她远离那个地方,想要找到另一条路走下去。
却原来,她走上的都是没有退路的路。
当初不能两全自己和家人,现在不能两全恩人和暗恋的人。
她只有逃避。
“老板,范姐在楼梯间滑到了,好像很严重!”最后她听见的事某个小职员的声音,好像在跟傅慕旋打电话。
傅慕旋还在Don的车上,两个人有一搭没一搭的说着话,都是些稀疏平常的话,有时候是公司的事,有时候是身边的人。

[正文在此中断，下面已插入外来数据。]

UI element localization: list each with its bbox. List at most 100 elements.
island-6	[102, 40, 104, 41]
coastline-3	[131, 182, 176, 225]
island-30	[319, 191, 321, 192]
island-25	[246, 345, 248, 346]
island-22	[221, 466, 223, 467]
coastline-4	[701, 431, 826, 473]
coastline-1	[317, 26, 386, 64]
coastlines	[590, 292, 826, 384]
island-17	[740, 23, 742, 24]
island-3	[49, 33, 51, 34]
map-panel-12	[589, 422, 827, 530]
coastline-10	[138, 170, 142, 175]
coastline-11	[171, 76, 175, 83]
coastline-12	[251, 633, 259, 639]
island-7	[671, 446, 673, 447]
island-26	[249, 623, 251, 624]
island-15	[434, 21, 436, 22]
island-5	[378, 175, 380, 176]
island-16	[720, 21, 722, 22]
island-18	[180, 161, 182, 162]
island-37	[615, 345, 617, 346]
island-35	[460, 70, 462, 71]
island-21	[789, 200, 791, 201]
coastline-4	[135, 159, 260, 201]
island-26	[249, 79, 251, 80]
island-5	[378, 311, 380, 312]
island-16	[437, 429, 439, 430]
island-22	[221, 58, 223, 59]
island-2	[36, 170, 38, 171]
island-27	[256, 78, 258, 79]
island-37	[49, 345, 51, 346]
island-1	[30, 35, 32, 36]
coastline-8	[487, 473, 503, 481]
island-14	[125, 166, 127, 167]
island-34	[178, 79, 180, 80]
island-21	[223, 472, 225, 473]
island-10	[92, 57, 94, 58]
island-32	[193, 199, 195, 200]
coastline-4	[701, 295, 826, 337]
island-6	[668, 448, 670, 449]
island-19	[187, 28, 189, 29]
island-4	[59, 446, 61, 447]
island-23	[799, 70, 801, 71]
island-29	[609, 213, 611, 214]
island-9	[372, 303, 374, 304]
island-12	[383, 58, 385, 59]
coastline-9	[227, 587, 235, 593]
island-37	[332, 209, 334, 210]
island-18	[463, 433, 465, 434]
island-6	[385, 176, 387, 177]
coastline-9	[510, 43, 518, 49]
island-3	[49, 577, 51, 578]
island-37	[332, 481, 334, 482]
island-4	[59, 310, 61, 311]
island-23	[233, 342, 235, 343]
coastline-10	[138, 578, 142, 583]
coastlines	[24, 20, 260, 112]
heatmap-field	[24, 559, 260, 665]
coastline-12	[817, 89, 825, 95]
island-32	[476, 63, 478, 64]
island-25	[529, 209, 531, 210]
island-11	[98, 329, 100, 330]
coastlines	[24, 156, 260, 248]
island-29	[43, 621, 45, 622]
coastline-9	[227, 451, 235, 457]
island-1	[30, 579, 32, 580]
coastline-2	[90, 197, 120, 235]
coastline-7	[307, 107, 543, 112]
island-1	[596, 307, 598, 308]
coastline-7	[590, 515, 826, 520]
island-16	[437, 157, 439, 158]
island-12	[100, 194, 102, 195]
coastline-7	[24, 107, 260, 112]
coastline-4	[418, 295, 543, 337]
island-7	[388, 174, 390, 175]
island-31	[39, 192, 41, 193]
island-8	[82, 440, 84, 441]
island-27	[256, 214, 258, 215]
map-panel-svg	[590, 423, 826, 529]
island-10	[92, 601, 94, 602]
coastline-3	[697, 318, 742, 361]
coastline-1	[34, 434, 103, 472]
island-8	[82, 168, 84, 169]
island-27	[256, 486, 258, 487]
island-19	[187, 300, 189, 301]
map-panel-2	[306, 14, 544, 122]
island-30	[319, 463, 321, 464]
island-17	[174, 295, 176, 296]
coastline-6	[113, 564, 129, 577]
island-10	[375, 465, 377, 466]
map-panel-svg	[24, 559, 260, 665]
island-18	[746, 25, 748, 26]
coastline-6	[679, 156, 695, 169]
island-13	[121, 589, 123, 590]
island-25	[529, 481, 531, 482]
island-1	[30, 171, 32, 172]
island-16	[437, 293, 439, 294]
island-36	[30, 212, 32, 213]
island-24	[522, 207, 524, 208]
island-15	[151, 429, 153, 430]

突然接到公司职员的电话,傅慕旋也很意外。傅氏娱乐她已经差不多交给了戚湘湘和玉容,按说没有特殊的事,他们是一定不会联系她的。所以她很快接起了电话,听到的却是范蓝的消息。
傅慕旋有片刻的发愣。
范蓝刚刚才跟他们分开不久,怎么会在这个时候突然滑到?
来不及思考,她立刻让Don开车回医院。Don看着她严肃的表情,也没有多问,在合适的地方调转车头,返回医院。
到达医院的时候,戚湘湘、玉容、朱薇、吕青峰以及那个发现范蓝出事的小职员都在。
傅慕旋走到小职员身边,问道,“你怎么发现范蓝的?”
小职员似乎被她的气场吓到,有些瑟缩,“我去递材料给吕大的时候,听见楼上有点动静,一时好奇,就拉着吕大一起上去看了,谁知道一上去,看见的就是范姐躺在楼梯角,已经昏迷。”